Was it just a week ago that I picked a branch of tumbleweed out of a fence at a New Mexico rest stop on the highway, humming to myself that Sons of the Pioneers song about tumbleweed?

tumbleweed

Has it been just a week since I left colorless winter behind and came home to a muddy garden lush with weeds (and slugs… and sowbugs…)?

sketch of tumbleweed

“BitterCress”, mixed media by Kerry McFall

Driving through so much flat, brown land back in the heartland had calmed my Squirrel Brain a bit, but as soon as I touched down here at home, it was back with a vengeance.  Gotta finish the Call and Response piece!  Gotta make a painting from all of those photos!  Gotta fertilize, gotta weed, gotta take care of a mountain of mail!  But then it slowly dawned on me Sunday evening that I was NOT getting up to go to work the next morning, so I didn’t have to get that all done in one fell swoop.  What a luxury!  I really can draw every day.  I don’t have to give up anything else to make that happen.   Happy sigh.  My Inner Squirrel is now seated quietly in a yoga position, softly humming the tumbleweed song… which is stuck in my head…

I’ve always wondered what the name of that little weed was.  Yesterday a neighbor clued me in to Bittercress – it grows incredibly fast, matures quickly, and once it starts to shoot seeds like a machine gun (thus the nickname shotweed), your garden beds are doomed!  On the plus side, it is edible… supposedly tastes like radishes.

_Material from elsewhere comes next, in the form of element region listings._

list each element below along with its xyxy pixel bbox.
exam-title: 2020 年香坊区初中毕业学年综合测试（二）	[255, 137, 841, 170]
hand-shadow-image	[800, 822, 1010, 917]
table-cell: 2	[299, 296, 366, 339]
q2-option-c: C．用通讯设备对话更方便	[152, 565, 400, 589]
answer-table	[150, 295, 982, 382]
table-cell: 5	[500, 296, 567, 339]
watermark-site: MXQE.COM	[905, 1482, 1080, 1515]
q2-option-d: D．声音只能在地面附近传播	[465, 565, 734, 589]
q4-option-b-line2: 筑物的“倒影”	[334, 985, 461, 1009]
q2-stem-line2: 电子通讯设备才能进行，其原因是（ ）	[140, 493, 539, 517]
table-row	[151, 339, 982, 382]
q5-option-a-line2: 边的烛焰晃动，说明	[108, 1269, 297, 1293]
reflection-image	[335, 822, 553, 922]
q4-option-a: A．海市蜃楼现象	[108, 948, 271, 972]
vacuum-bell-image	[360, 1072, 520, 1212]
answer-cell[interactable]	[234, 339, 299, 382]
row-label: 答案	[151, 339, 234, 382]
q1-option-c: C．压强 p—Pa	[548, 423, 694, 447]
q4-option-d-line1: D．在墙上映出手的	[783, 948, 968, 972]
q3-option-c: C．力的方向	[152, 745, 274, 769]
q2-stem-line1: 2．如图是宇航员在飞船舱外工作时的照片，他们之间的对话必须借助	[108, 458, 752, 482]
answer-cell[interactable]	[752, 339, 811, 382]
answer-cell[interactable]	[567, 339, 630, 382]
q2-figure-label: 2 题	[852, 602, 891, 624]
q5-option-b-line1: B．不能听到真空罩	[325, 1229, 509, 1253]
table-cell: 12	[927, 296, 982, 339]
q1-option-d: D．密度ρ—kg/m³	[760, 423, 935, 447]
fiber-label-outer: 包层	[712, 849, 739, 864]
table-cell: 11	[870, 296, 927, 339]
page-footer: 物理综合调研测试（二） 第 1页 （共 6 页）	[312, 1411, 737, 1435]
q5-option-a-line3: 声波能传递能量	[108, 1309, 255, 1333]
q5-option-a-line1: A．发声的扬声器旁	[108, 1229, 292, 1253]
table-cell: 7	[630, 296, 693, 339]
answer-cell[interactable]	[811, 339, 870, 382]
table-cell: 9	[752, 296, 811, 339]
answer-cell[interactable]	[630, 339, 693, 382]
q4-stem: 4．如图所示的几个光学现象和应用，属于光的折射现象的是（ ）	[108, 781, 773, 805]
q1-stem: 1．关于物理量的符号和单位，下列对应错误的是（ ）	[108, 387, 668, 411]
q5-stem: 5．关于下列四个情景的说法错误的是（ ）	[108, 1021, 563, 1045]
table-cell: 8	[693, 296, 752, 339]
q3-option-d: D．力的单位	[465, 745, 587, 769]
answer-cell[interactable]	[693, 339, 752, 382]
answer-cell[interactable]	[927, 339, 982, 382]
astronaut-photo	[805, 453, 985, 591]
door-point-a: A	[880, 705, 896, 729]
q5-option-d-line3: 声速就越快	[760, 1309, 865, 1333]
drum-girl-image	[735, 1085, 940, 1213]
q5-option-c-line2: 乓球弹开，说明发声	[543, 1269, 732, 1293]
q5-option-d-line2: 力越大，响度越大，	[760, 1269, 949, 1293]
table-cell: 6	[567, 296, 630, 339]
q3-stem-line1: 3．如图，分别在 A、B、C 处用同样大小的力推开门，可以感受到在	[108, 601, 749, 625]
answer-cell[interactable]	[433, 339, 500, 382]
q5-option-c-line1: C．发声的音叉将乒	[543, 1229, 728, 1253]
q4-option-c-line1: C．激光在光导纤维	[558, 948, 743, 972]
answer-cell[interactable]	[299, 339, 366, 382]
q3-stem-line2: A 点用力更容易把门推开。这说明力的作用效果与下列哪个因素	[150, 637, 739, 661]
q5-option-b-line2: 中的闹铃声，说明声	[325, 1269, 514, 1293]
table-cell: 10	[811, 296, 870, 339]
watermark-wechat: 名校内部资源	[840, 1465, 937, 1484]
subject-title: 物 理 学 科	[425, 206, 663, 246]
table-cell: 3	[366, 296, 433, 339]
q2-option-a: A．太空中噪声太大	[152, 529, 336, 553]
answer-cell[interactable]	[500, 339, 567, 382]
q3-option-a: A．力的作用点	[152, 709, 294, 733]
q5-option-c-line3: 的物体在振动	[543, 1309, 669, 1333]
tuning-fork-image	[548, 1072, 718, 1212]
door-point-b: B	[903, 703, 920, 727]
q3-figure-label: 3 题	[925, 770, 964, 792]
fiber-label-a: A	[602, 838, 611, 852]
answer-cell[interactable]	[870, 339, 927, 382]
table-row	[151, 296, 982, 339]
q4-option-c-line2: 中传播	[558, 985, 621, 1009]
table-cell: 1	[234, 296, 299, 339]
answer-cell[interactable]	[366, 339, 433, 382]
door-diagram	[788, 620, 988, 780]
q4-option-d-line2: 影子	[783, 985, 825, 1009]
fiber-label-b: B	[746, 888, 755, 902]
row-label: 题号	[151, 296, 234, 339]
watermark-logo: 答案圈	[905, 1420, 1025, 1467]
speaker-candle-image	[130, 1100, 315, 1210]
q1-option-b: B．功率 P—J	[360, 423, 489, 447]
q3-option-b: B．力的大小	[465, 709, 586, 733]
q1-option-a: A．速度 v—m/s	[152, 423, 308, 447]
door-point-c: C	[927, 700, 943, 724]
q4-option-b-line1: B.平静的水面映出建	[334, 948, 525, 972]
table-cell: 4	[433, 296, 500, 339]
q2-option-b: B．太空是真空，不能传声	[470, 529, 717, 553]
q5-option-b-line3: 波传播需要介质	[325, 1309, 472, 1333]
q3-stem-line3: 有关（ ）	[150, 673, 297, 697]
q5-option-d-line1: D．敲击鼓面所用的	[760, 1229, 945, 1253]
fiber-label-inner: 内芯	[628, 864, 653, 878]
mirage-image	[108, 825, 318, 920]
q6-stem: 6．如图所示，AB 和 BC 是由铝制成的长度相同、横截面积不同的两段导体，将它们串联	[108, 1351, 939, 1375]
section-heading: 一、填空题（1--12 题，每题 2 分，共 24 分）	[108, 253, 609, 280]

Technique Notes – The Bittercress painting was sketched lightly in pencil, then outlined with a Pitt artist pen.  I painted the plant with a thin watercolor brush, let that dry, then outlined around the ink lines with white china marker.  I then quickly flooded the page (outside of the circle and inside the border) with blue (spring sky blue!) using a fluffy fat brush.  I like the “resist” effect so much!  Once dry, I added a few tiny shadows, etc. with colored pencil.